Elvas, 24 de setembro de 2043
A minha amiga Regina fez lembrar que, há setenta anos, o Brasil e o mundo perderam Josué de Castro. Nascido no setembro de 1908, viria a ser sepultado em Paris, no setembro de 1973. Pelo meio ficara uma vida ao serviço dos deserdados. Em “Por um mundo sem fome”, Francisco Menezes assim o descreve:
“O menino mulato cresceu bem próximo aos mangues, na região de mocambos, habitada por retirantes e caranguejos.”
Ficaram célebres os seus trabalhos sobre o problema da fome no mundo e as suas participações em organismos internacionais. Partindo de sua experiência pessoal no Nordeste brasileiro, publicou obras de indispensável leitura: “Geografia da fome”, “Geopolítica da fome”, “Sete palmos de terra e um caixão” e “Homens e caranguejos”.
Nos idos de vinte, três subsistemas sociais careciam de mudança: o subsistema político, que demonstrara total inépcia na gestão de crises humanitárias; o econômico, que não mais poderia manter-se predatório; e o educacional, que estava na base de ambos.
Nesse tempo, conscientes da gravidade da situação social e escolar, educadores éticos delineavam novos rumos para a educação, adotando a proposta de Darcy de integrar três dimensões de projeto: a educação, a saúde e a cultura.
Em quatro anos de desgoverno, a saúde pública passara de precária para trágica. A fome assolava milhares de famílias brasileiras. Uma pesquisa da Rede Brasileira de Pesquisa em Soberania e Segurança Alimentar e Nutricional concluía que 19 milhões de brasileiros passavam fome e mais de metade da população apresentava algum nível de insegurança alimentar. Era deplorável a situação vivida num Brasil, que aprendi a amar e que me atraía para memórias, que, em vão, eu tentara ignorar.

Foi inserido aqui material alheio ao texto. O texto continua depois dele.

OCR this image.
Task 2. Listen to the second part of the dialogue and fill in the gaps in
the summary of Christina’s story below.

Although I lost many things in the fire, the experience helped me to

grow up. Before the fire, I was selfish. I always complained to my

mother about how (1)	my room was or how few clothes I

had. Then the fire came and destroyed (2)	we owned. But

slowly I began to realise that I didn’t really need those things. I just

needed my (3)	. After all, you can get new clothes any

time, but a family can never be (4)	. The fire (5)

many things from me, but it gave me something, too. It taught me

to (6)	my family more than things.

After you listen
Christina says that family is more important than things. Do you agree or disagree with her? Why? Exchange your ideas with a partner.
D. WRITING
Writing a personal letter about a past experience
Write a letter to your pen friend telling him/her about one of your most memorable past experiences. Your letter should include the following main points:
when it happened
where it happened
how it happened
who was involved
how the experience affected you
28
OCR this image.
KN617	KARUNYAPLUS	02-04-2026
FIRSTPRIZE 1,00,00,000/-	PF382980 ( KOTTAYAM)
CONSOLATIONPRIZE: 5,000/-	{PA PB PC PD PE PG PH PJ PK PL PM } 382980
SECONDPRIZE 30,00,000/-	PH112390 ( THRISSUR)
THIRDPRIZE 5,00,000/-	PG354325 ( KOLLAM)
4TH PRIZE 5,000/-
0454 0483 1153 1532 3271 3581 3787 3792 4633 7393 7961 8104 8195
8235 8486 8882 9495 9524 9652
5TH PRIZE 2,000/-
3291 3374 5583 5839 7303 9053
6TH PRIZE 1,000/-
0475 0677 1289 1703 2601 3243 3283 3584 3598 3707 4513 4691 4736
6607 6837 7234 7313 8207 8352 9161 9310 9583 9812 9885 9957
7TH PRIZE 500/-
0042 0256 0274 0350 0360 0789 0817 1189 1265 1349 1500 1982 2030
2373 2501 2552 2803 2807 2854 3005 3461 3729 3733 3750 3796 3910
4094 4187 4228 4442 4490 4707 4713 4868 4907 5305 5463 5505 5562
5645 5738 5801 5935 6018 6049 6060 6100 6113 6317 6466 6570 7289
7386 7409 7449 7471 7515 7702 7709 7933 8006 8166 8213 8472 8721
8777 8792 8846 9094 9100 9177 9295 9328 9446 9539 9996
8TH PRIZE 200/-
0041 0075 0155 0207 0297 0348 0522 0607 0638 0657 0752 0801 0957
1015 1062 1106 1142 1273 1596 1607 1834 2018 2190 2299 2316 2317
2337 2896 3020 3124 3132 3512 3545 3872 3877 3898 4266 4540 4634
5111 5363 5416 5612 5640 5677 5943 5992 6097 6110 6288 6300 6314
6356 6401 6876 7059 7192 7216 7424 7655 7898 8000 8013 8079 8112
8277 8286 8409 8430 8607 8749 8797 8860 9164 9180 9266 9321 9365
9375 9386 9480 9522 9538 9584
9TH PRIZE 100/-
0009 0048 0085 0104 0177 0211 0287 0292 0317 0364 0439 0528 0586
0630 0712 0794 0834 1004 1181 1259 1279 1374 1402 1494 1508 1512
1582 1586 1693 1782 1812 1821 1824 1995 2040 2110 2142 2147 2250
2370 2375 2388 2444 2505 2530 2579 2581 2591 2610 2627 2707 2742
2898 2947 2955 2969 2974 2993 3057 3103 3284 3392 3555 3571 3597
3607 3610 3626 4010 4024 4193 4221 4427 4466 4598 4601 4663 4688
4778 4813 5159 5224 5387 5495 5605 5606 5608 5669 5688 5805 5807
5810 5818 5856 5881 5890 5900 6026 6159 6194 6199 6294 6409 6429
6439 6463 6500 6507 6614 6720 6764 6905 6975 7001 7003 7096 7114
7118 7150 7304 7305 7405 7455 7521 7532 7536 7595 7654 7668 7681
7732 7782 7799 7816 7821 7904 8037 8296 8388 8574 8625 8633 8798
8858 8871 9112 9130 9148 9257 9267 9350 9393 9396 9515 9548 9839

Um sociólogo amigo facultava-me o acesso às teses de doutoramento, que ele havia orientado. Passei longas horas no seu gabinete da faculdade, lendo e relendo, tirando notas, aprendendo. Certo dia, deparei com uma tese sobre a fome, que assolara o meu bairro, durante a ditadura de Salazar.
Enquanto lia a tese, não conseguia conter o riso.
“Por que ris?” – perguntou o meu amigo.
“Porque o que aqui está escrito não corresponde à realidade. E as conclusões estão erradas.”
O meu amigo afirmou a “excelente qualidade” da tese e eu repliquei:
“Este candidato a doutor nunca entrou na comunidade que estudou.”
“Como sabes?” – replicou.
“Porque eu nasci e morei na “Ilha dos Tigres”. Lá, não entrava polícia, nem ambulância, quanto mais alguém que não sabe o que é ter fome!”
Foi grande a surpresa do meu amigo. E perguntou:
“Zé, para saber o que é fome, é preciso passar fome?”
“Não é preciso. Mas… ajuda.”
Saramago, que também conheceu o sabor da fome, assim se pronunciou:
“Não podemos esperar que os governos façam o que não fizeram. Que nós mesmos façamos com que nossa voz seja ouvida, com a mesma ênfase com que, até o momento, temos exigido: o respeito aos direitos humanos.
Tornemo-nos responsáveis por nossas obrigações como cidadãos, sejamos cidadãos, e o mundo talvez possa ficar um pouquinho melhor. Assumamos as responsabilidades que nos cabem.”
Se, à maneira do Ademar, eu quisesse estabelecer um metafórico paralelo com o domínio das ciências da educação, escassos eram aqueles que assumiam um compromisso ético – havia muito teoricismo e escassa produção de teoria, de conhecimento útil.
Assim como não seria preciso passar fome para saber o que era fome, mas passar fome ajudaria a compreendê-la, também uma passagem pelo chão das escolas ajudaria os teoricistas a serem mais humildes, a reconhecerem a dimensão da sua ignorância.